Gli Stati Uniti non hanno fin qui inviato soldati boots on the ground a sostegno di Kiev ma, almeno indirettamente, stanno partecipando alla guerra in Ucraina spedendo ingenti quantità di armi al governo guidato da Voldoymyr Zelensky.

Proprio le armi rappresentano una variabile fondamentale del conflitto. Già, perché gli ucraini, inizialmente in difficoltà, dopo aver ricevuto le prime forniture belliche occidentali, non solo sono riusciti a resistere di fronte all’offensiva di un esercito sulla carta più forte. Le forze di Kiev, infatti, sono anche riuscite a sferrare alcune controffensive convincenti, soprattutto nelle aree settentrionali del Paese abbandonate dai russi, adesso impegnati nel quadrante orientale.

Il peso delle armi occidentali, dunque, è stato e continua ad essere determinante, a maggior ragione se consideriamo anche l’altrettanto e parallelo decisivo contributo derivante dalle varie informazioni di intelligence condivise da Stati Uniti e potenze europee con i partner ucraini.

Detto questo, gli Stati Uniti hanno mille ragioni per interessarsi a questa guerra. Anche se il nemico numero uno di Washington resta la Cina, la Russia viene subito dopo il Dragone e rappresenta pur sempre una minaccia, una bomba da disinnescare al più presto. Per questo il Pentagono prende nota di tutte le armi utilizzate dal Cremlino, mentre gli analisti statunitensi appuntano i movimenti dell’esercito russo.



Studiare il nemico

Detto altrimenti, la guerra in Ucraina è utile agli Stati Uniti per osservare da vicino non solo le tattiche adottate da Mosca, ma anche gli utilizzi e gli effetti delle armi impiegate dall’esercito russo sul territorio ucraino. Per quale motivo? Un confronto diretto tra Usa e Russia non sembrerebbe essere in programma, almeno non nell’imminente futuro. Non è da escludere, tuttavia, un confronto militare che potrebbe opporre americani e cinesi, e sappiamo che l’Esercito Popolare di Liberazione cinese (Epl) ha imitato molto da vicino le truppe russe, soprattutto nelle recenti fasi di ammodernizzazione generale.
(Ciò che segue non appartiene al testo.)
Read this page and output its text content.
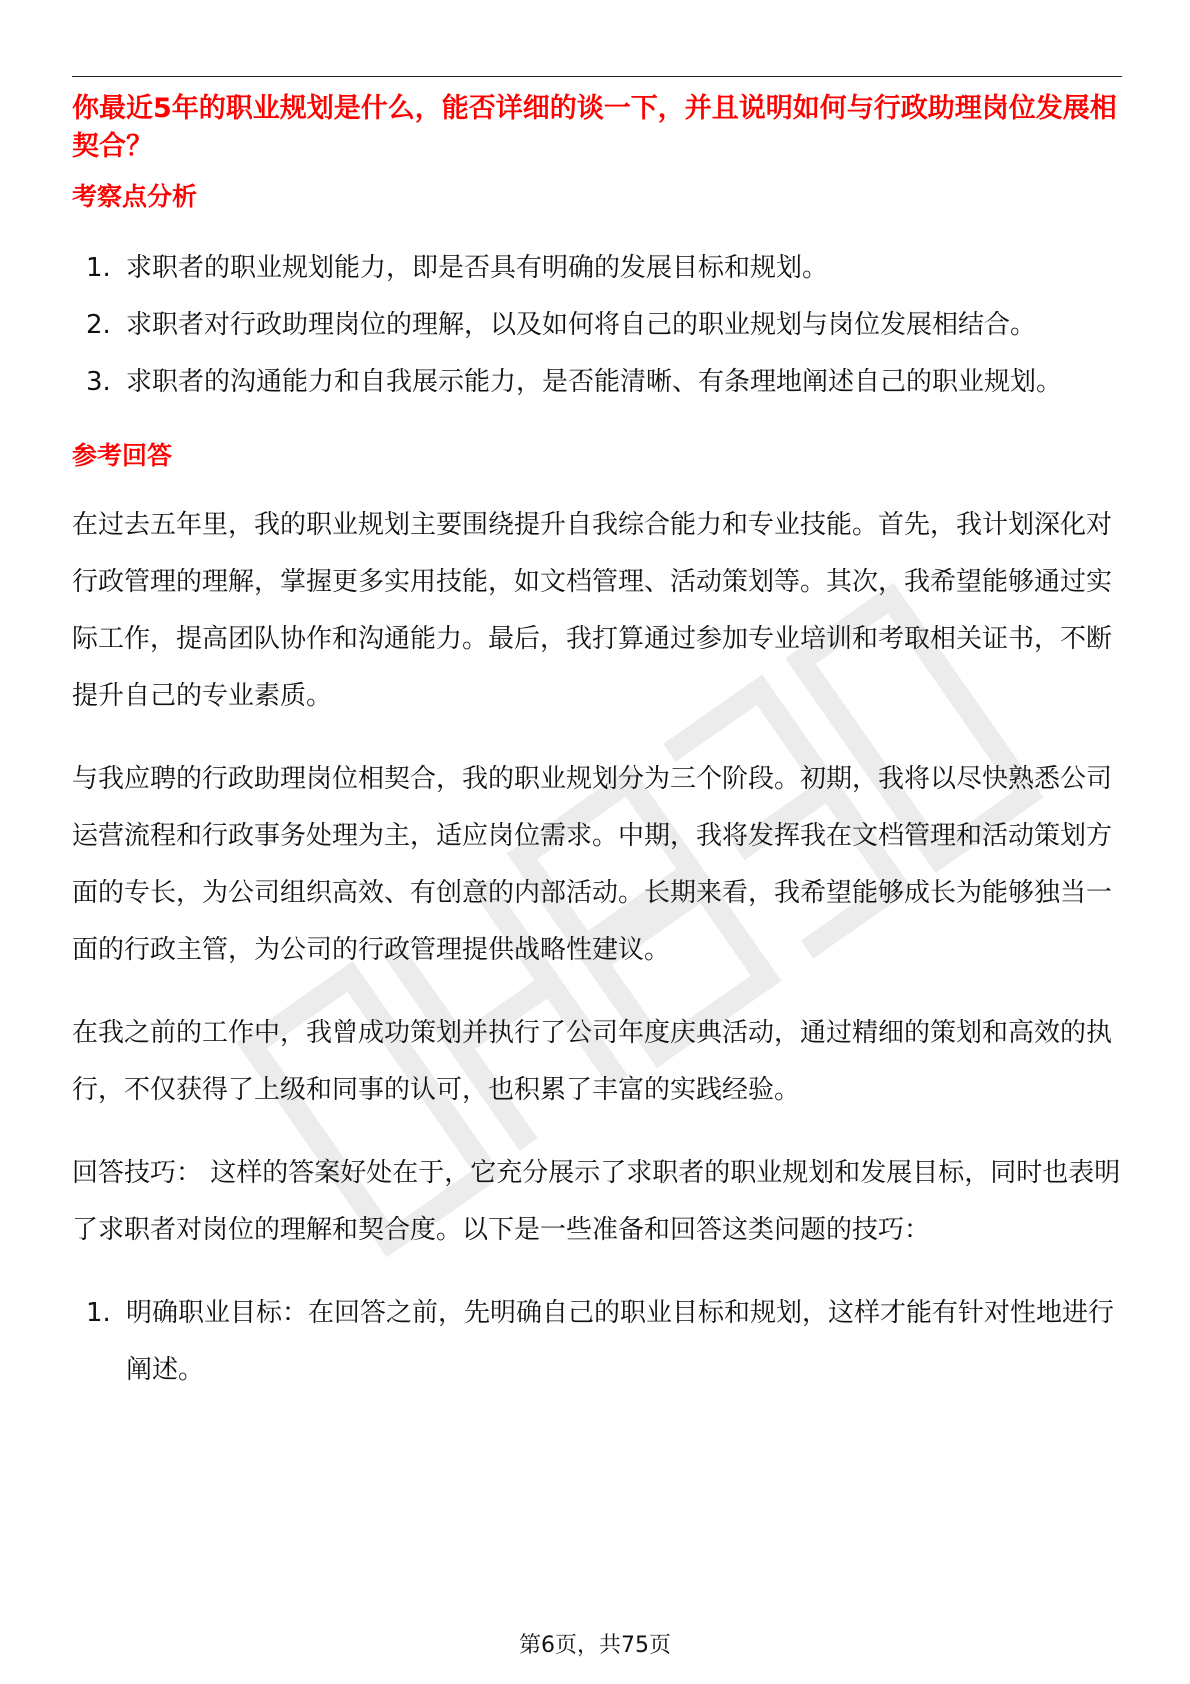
你最近5年的职业规划是什么，能否详细的谈一下，并且说明如何与行政助理岗位发展相契合？
考察点分析
1. 求职者的职业规划能力，即是否具有明确的发展目标和规划。
2. 求职者对行政助理岗位的理解，以及如何将自己的职业规划与岗位发展相结合。
3. 求职者的沟通能力和自我展示能力，是否能清晰、有条理地阐述自己的职业规划。
参考回答

在过去五年里，我的职业规划主要围绕提升自我综合能力和专业技能。首先，我计划深化对行政管理的理解，掌握更多实用技能，如文档管理、活动策划等。其次，我希望能够通过实际工作，提高团队协作和沟通能力。最后，我打算通过参加专业培训和考取相关证书，不断提升自己的专业素质。

与我应聘的行政助理岗位相契合，我的职业规划分为三个阶段。初期，我将以尽快熟悉公司运营流程和行政事务处理为主，适应岗位需求。中期，我将发挥我在文档管理和活动策划方面的专长，为公司组织高效、有创意的内部活动。长期来看，我希望能够成长为能够独当一面的行政主管，为公司的行政管理提供战略性建议。

在我之前的工作中，我曾成功策划并执行了公司年度庆典活动，通过精细的策划和高效的执行，不仅获得了上级和同事的认可，也积累了丰富的实践经验。

回答技巧： 这样的答案好处在于，它充分展示了求职者的职业规划和发展目标，同时也表明了求职者对岗位的理解和契合度。以下是一些准备和回答这类问题的技巧：

1. 明确职业目标：在回答之前，先明确自己的职业目标和规划，这样才能有针对性地进行阐述。
第6页，共75页
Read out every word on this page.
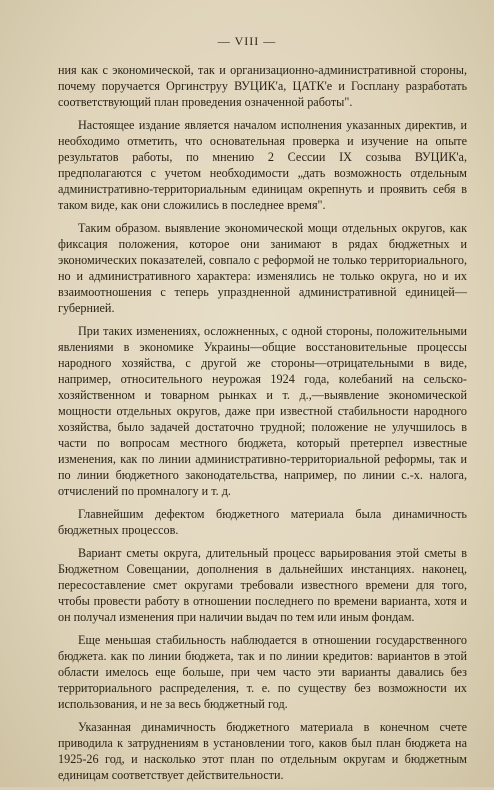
— VIII —

ния как с экономической, так и организационно-административной стороны, почему поручается Оргинструу ВУЦИК'а, ЦАТК'е и Госплану разработать соответствующий план проведения означенной работы".

Настоящее издание является началом исполнения указанных директив, и необходимо отметить, что основательная проверка и изучение на опыте результатов работы, по мнению 2 Сессии IX созыва ВУЦИК'а, предполагаются с учетом необходимости „дать возможность отдельным административно-территориальным единицам окрепнуть и проявить себя в таком виде, как они сложились в последнее время".

Таким образом. выявление экономической мощи отдельных округов, как фиксация положения, которое они занимают в рядах бюджетных и экономических показателей, совпало с реформой не только территориального, но и административного характера: изменялись не только округа, но и их взаимоотношения с теперь упраздненной административной единицей—губернией.

При таких изменениях, осложненных, с одной стороны, положительными явлениями в экономике Украины—общие восстановительные процессы народного хозяйства, с другой же стороны—отрицательными в виде, например, относительного неурожая 1924 года, колебаний на сельско-хозяйственном и товарном рынках и т. д.,—выявление экономической мощности отдельных округов, даже при известной стабильности народного хозяйства, было задачей достаточно трудной; положение не улучшилось в части по вопросам местного бюджета, который претерпел известные изменения, как по линии административно-территориальной реформы, так и по линии бюджетного законодательства, например, по линии с.-х. налога, отчислений по промналогу и т. д.

Главнейшим дефектом бюджетного материала была динамичность бюджетных процессов.

Вариант сметы округа, длительный процесс варьирования этой сметы в Бюджетном Совещании, дополнения в дальнейших инстанциях. наконец, пересоставление смет округами требовали известного времени для того, чтобы провести работу в отношении последнего по времени варианта, хотя и он получал изменения при наличии выдач по тем или иным фондам.

Еще меньшая стабильность наблюдается в отношении государственного бюджета. как по линии бюджета, так и по линии кредитов: вариантов в этой области имелось еще больше, при чем часто эти варианты давались без территориального распределения, т. е. по существу без возможности их использования, и не за весь бюджетный год.

Указанная динамичность бюджетного материала в конечном счете приводила к затруднениям в установлении того, каков был план бюджета на 1925-26 год, и насколько этот план по отдельным округам и бюджетным единицам соответствует действительности.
La maggior parte delle recenti riforme militari cinesi, adottate per tenere il passo degli Stati Uniti, è stata influenzata dal modello militare russo. L’Epl ha infatti assorbito la dottrina militare di Mosca, sia per ristrutturare le forze armate che per modernizzare l’equipaggiamento. Come se non bastasse, da quando è salito al potere, Xi Jinping ha attuato un fermo controllo sulle forze armate, allo stregua di quanto fatto da Vladimir Putin. Non è infine un caso che gli ufficiali militari e gli strateghi cinesi continuino a essere istruiti nel pensiero russo della cosiddetta New Generation Warfare, e cioè nella sfumata guerra di nuova generazione.

Studiare le armi

Dal punto di vista più strettamente militare, gli Stati Uniti, come detto, stanno cercando di capire quali sono i veri jolly di Mosca. In realtà lo studio americano delle armi russe viene da lontano. Come ha sottolineato il Wall Street Journal, un’unità dell’intelligence dell’Air Force ha utilizzato – e continua a farlo tutt’ora – una nutrita collezione di armamenti sovietici per insegnare come riconoscere e sconfiggere le armi di un avversario.

Il sito in questione è collocato a una ventina di minuti d’auto da Las Vegas. Qui si possono trovare alcuni dei segreti più ambiti della Guerra Fredda, accumulati nel corso degli anni in seguito a battaglie dimenticate, grazie alla longa manus di trafficanti d’armi e alla compravendita con vari governi stranieri affamati di denaro contante. Il Threat Training Facility, sulla Nellis Air Force Base, ospita una ricchissima collezione di armi sovietiche: si va dal caccia a reazione MiG-29, un tempo uno degli aerei più temuti dell’Unione Sovietica, al sistema missilistico mobile SA-13, fino all’elicottero Mi-24 Hind.

Anche se queste attrezzature sono per lo più datate, il suddetto centro offre ancora un servizio fondamentale per i militari (oltre ai numerosi visitatori e curiosi). La raccolta, infatti, consente alle truppe americane di osservare da vicino l’equipaggiamento russo prima, nel caso, di poterlo incontrare sul campo di battaglia. Anche perché gran parte delle armi usate da russi e ucraini in Ucraina risalgono proprio all’epoca sovietica.